Canals and Railways: James Loch’s View

Move your pointing device over the image to zoom to detail. If using a mouse click on the image to toggle zoom.
When in zoom mode use + or - keys to adjust level of image zoom.

Date:12th of January 1825

Description:The letter featured above was written to Mr. Fenton by James Loch on 12th January 1825. The letter reveals Loch’s growing support of railway developments during this period. Loch writes ‘I have taken much pains to ascertain the power of the loco-motive engine & the facilities of Railways’. Based on information from ‘the most disinterested sources’, Loch reports that his research had found railways to be ‘a very superior mode of conveyance, if constructed on the proper principle.’

Concerned with the reluctance of canal proprietors, Loch confides in Fenton that he believed ‘upon so momentous a subject it is folly to blink the question & deceive oneself’. He writes ‘the country requires & will have additional means of communication’.
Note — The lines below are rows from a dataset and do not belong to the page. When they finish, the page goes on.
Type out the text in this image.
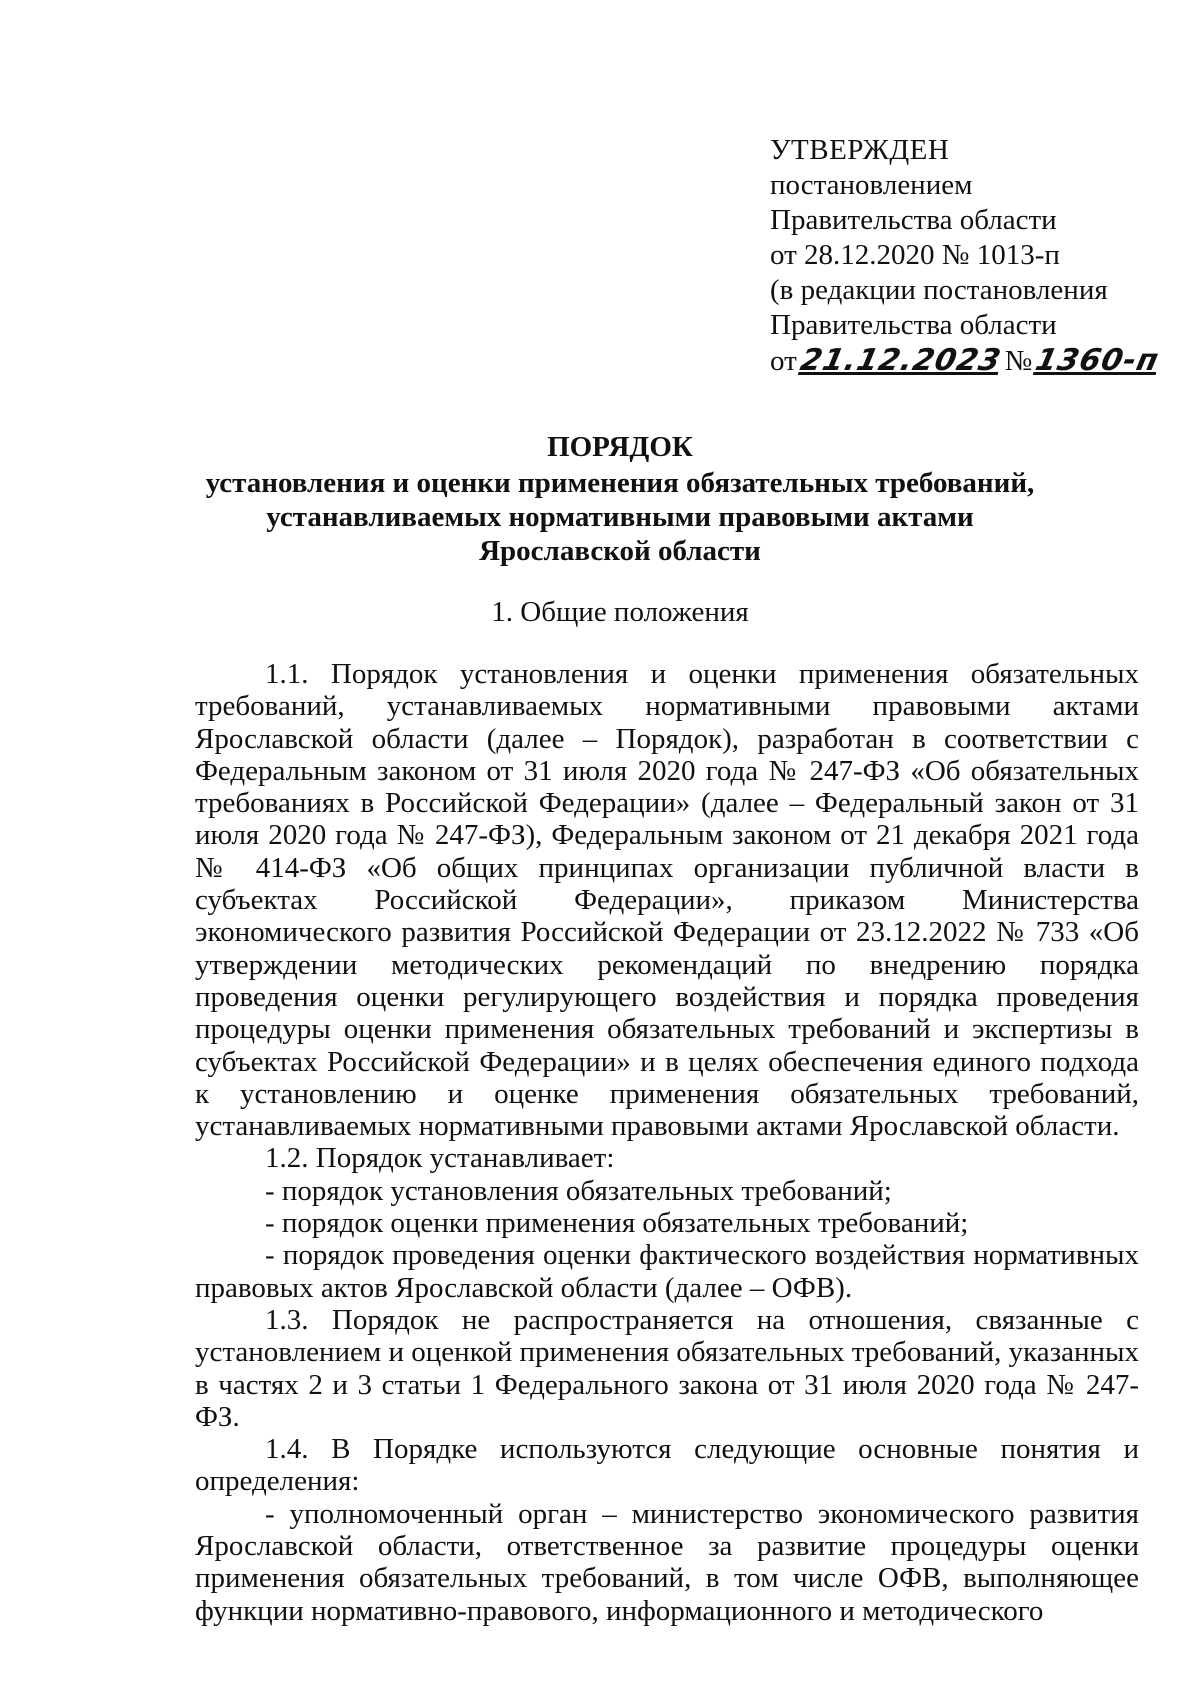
УТВЕРЖДЕН
постановлением
Правительства области
от 28.12.2020 № 1013-п
(в редакции постановления
Правительства области
от21.12.2023№1360-п
ПОРЯДОК
установления и оценки применения обязательных требований,
устанавливаемых нормативными правовыми актами
Ярославской области
1. Общие положения

1.1. Порядок установления и оценки применения обязательных требований, устанавливаемых нормативными правовыми актами Ярославской области (далее – Порядок), разработан в соответствии с Федеральным законом от 31 июля 2020 года № 247-ФЗ «Об обязательных требованиях в Российской Федерации» (далее – Федеральный закон от 31 июля 2020 года № 247-ФЗ), Федеральным законом от 21 декабря 2021 года № 414-ФЗ «Об общих принципах организации публичной власти в субъектах Российской Федерации», приказом Министерства экономического развития Российской Федерации от 23.12.2022 № 733 «Об утверждении методических рекомендаций по внедрению порядка проведения оценки регулирующего воздействия и порядка проведения процедуры оценки применения обязательных требований и экспертизы в субъектах Российской Федерации» и в целях обеспечения единого подхода к установлению и оценке применения обязательных требований, устанавливаемых нормативными правовыми актами Ярославской области.

1.2. Порядок устанавливает:

- порядок установления обязательных требований;

- порядок оценки применения обязательных требований;

- порядок проведения оценки фактического воздействия нормативных правовых актов Ярославской области (далее – ОФВ).

1.3. Порядок не распространяется на отношения, связанные с установлением и оценкой применения обязательных требований, указанных в частях 2 и 3 статьи 1 Федерального закона от 31 июля 2020 года № 247-ФЗ.

1.4. В Порядке используются следующие основные понятия и определения:

- уполномоченный орган – министерство экономического развития Ярославской области, ответственное за развитие процедуры оценки применения обязательных требований, в том числе ОФВ, выполняющее функции нормативно-правового, информационного и методического
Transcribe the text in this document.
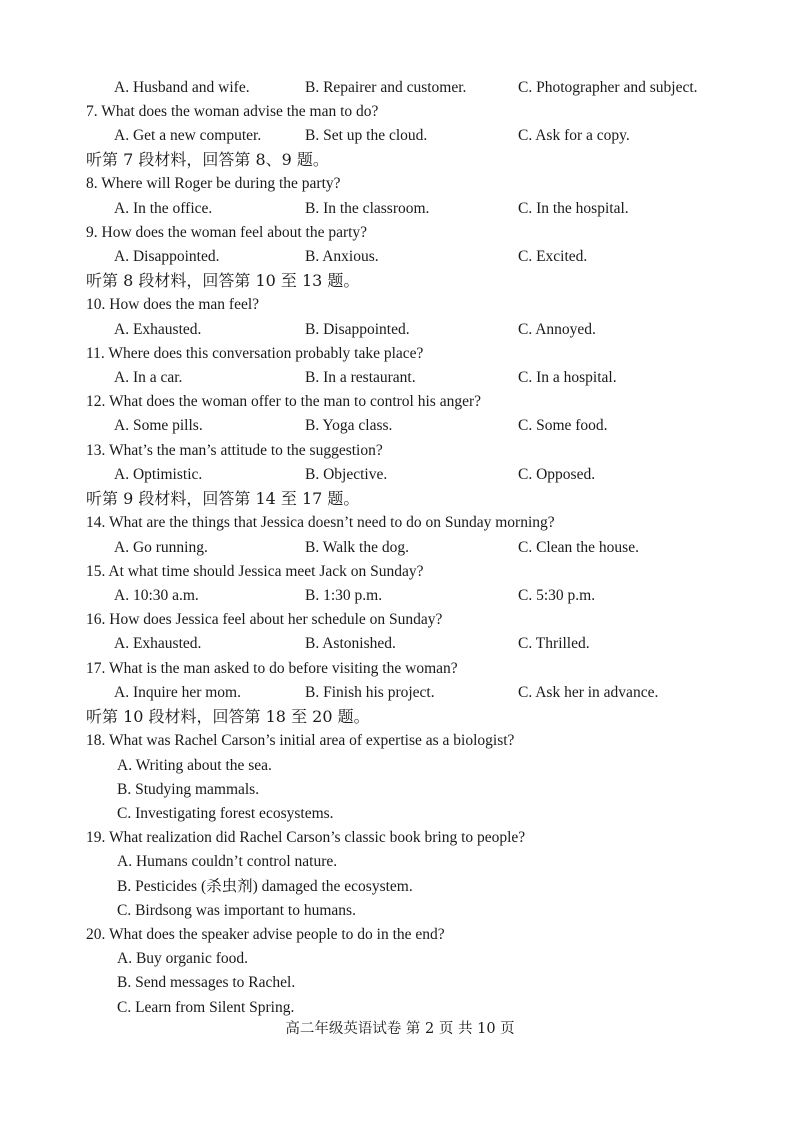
A. Husband and wife.	B. Repairer and customer.	C. Photographer and subject.
7. What does the woman advise the man to do?
A. Get a new computer.	B. Set up the cloud.	C. Ask for a copy.
听第 7 段材料，回答第 8、9 题。
8. Where will Roger be during the party?
A. In the office.	B. In the classroom.	C. In the hospital.
9. How does the woman feel about the party?
A. Disappointed.	B. Anxious.	C. Excited.
听第 8 段材料，回答第 10 至 13 题。
10. How does the man feel?
A. Exhausted.	B. Disappointed.	C. Annoyed.
11. Where does this conversation probably take place?
A. In a car.	B. In a restaurant.	C. In a hospital.
12. What does the woman offer to the man to control his anger?
A. Some pills.	B. Yoga class.	C. Some food.
13. What’s the man’s attitude to the suggestion?
A. Optimistic.	B. Objective.	C. Opposed.
听第 9 段材料，回答第 14 至 17 题。
14. What are the things that Jessica doesn’t need to do on Sunday morning?
A. Go running.	B. Walk the dog.	C. Clean the house.
15. At what time should Jessica meet Jack on Sunday?
A. 10:30 a.m.	B. 1:30 p.m.	C. 5:30 p.m.
16. How does Jessica feel about her schedule on Sunday?
A. Exhausted.	B. Astonished.	C. Thrilled.
17. What is the man asked to do before visiting the woman?
A. Inquire her mom.	B. Finish his project.	C. Ask her in advance.
听第 10 段材料，回答第 18 至 20 题。
18. What was Rachel Carson’s initial area of expertise as a biologist?
A. Writing about the sea.
B. Studying mammals.
C. Investigating forest ecosystems.
19. What realization did Rachel Carson’s classic book bring to people?
A. Humans couldn’t control nature.
B. Pesticides (杀虫剂) damaged the ecosystem.
C. Birdsong was important to humans.
20. What does the speaker advise people to do in the end?
A. Buy organic food.
B. Send messages to Rachel.
C. Learn from Silent Spring.
高二年级英语试卷 第 2 页 共 10 页
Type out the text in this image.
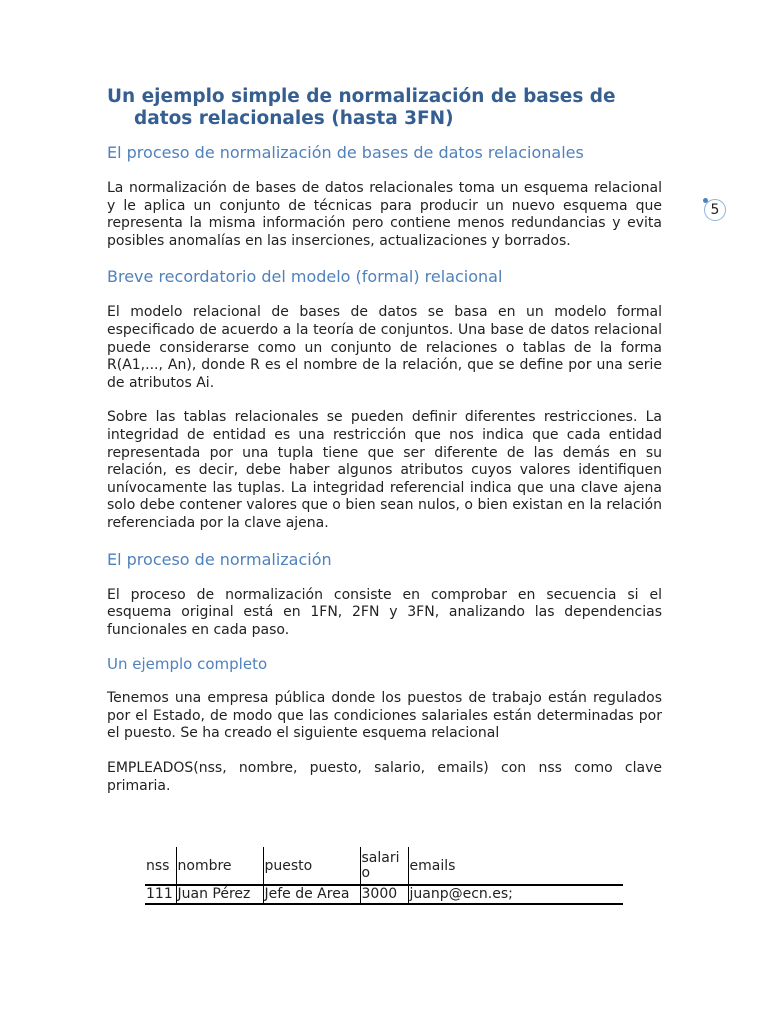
5
Un ejemplo simple de normalización de bases de datos relacionales (hasta 3FN)
El proceso de normalización de bases de datos relacionales

La normalización de bases de datos relacionales toma un esquema relacional y le aplica un conjunto de técnicas para producir un nuevo esquema que representa la misma información pero contiene menos redundancias y evita posibles anomalías en las inserciones, actualizaciones y borrados.

Breve recordatorio del modelo (formal) relacional

El modelo relacional de bases de datos se basa en un modelo formal especificado de acuerdo a la teoría de conjuntos. Una base de datos relacional puede considerarse como un conjunto de relaciones o tablas de la forma R(A1,..., An), donde R es el nombre de la relación, que se define por una serie de atributos Ai.

Sobre las tablas relacionales se pueden definir diferentes restricciones. La integridad de entidad es una restricción que nos indica que cada entidad representada por una tupla tiene que ser diferente de las demás en su relación, es decir, debe haber algunos atributos cuyos valores identifiquen unívocamente las tuplas. La integridad referencial indica que una clave ajena solo debe contener valores que o bien sean nulos, o bien existan en la relación referenciada por la clave ajena.

El proceso de normalización

El proceso de normalización consiste en comprobar en secuencia si el esquema original está en 1FN, 2FN y 3FN, analizando las dependencias funcionales en cada paso.

Un ejemplo completo

Tenemos una empresa pública donde los puestos de trabajo están regulados por el Estado, de modo que las condiciones salariales están determinadas por el puesto. Se ha creado el siguiente esquema relacional

EMPLEADOS(nss, nombre, puesto, salario, emails) con nss como clave primaria.

nss	nombre	puesto	salario	emails
111	Juan Pérez	Jefe de Area	3000	juanp@ecn.es;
As Professor Eric Richards writes, Loch was ‘undoubtedly the most important influence in the Stafford family’. As the family’s Chief Agent, Loch was reluctant to advise the Marquis of Stafford to support either canals or railways exclusively. The letter above suggests that given the increase in demand for transport facilities, Loch envisaged an increase in trade for canals as well as for railways. At the conclusion of this letter Loch remarks that railways ‘must affect both canals & turnpikes’…but as they must encrease the wealth and commerce of the Country prodigiously they will not do so to the extent supposed by some’.

For in-depth contextual analysis of correspondence relating to the development of inland transport during this period, see Professor Eric Richards The Leviathan of Wealth: The Sutherland Fortune in the Industrial Revolution (Routledge, 1973) which has formed the basis for interpretation of the letters featured here. For discussion relevant to this letter, see particularly page 68.